7. The method for optimizing the target value of AVC voltage in new energy power plants based on voltage prediction according to claim 1, characterized in that, Before inputting the real-time operational data into the comprehensive prediction model to output the predicted operational data, the method further includes: The real-time running data is denoised using the Kalman filter algorithm, and missing data is supplemented using the Lagrange interpolation method to obtain preprocessed real-time running data.

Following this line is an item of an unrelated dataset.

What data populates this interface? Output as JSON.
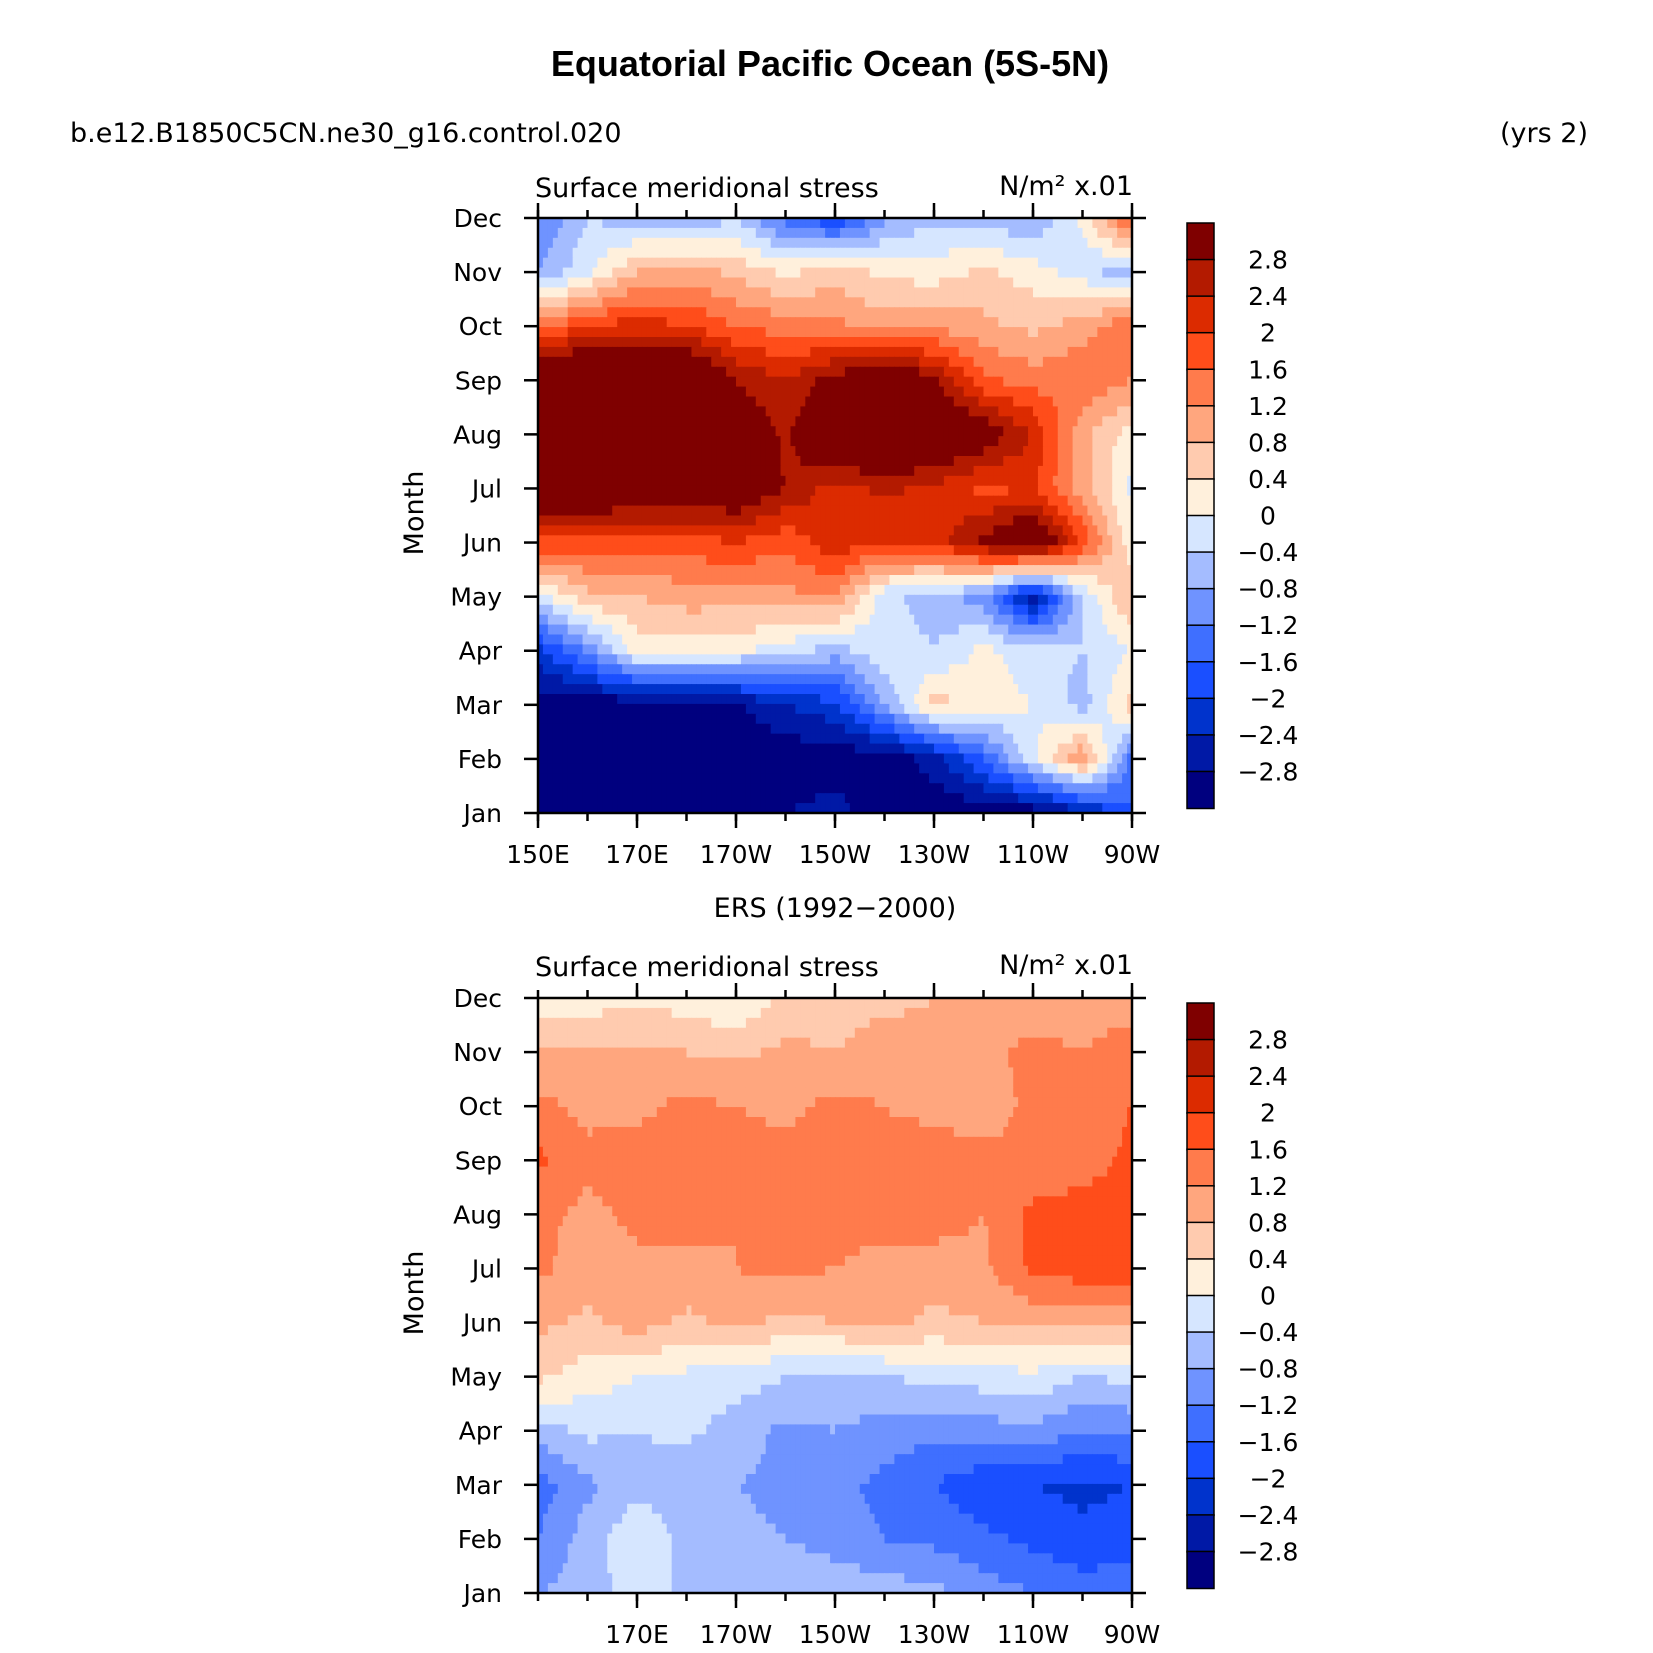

8. A system for optimizing the target AVC voltage value of new energy power plants based on voltage prediction, characterized in that, The system includes: The data acquisition module is used to acquire real-time operating data of the new energy power station within a preset time window. The real-time operating data includes real-time voltage data, real-time power generation data, real-time load data, and real-time adjustment data of reactive power compensation equipment in the new energy power station. The predictive operation data acquisition module is used to build a comprehensive prediction model based on the historical operation data of the new energy power station and a neural network algorithm. The comprehensive prediction model includes a voltage prediction model, a power generation prediction model, and a load prediction model. The historical operation data includes historical voltage data, historical power generation data, and historical load data. The module inputs the real-time operation data into the comprehensive prediction model to output predicted operation data, which includes predicted voltage values, predicted power generation values, and predicted load values. The weighting coefficient determination module is used to determine the weighting coefficients of the real-time voltage data, predicted operation data, and real-time adjustment data based on the current state of the power grid. The AVC voltage initial value determination module is used to perform linear weighted summation of the real-time voltage data, predicted operation data and real-time adjustment data according to the weighting coefficient to determine the initial value of the AVC voltage. The AVC voltage target value determination module is used to determine the AVC voltage target value based on a comparison between the initial AVC voltage value and a preset allowable range of grid voltage.
9. A voltage prediction-based AVC voltage target value optimization system for new energy power plants according to claim 8, characterized in that, The system also includes: The instruction issuance and closed-loop control module is used to determine the voltage adjustment instruction corresponding to the current state; adjust the voltage of the new energy power station according to the voltage adjustment instruction, and obtain the adjusted feedback voltage data; if the absolute value of the difference between the feedback voltage data and the AVC voltage target value meets the preset allowable deviation range, the adjustment is considered effective.
10. A computer-readable storage medium storing a computer program that, when executed by a processor, causes the processor to perform the steps of the method as claimed in any one of claims 1 to 7.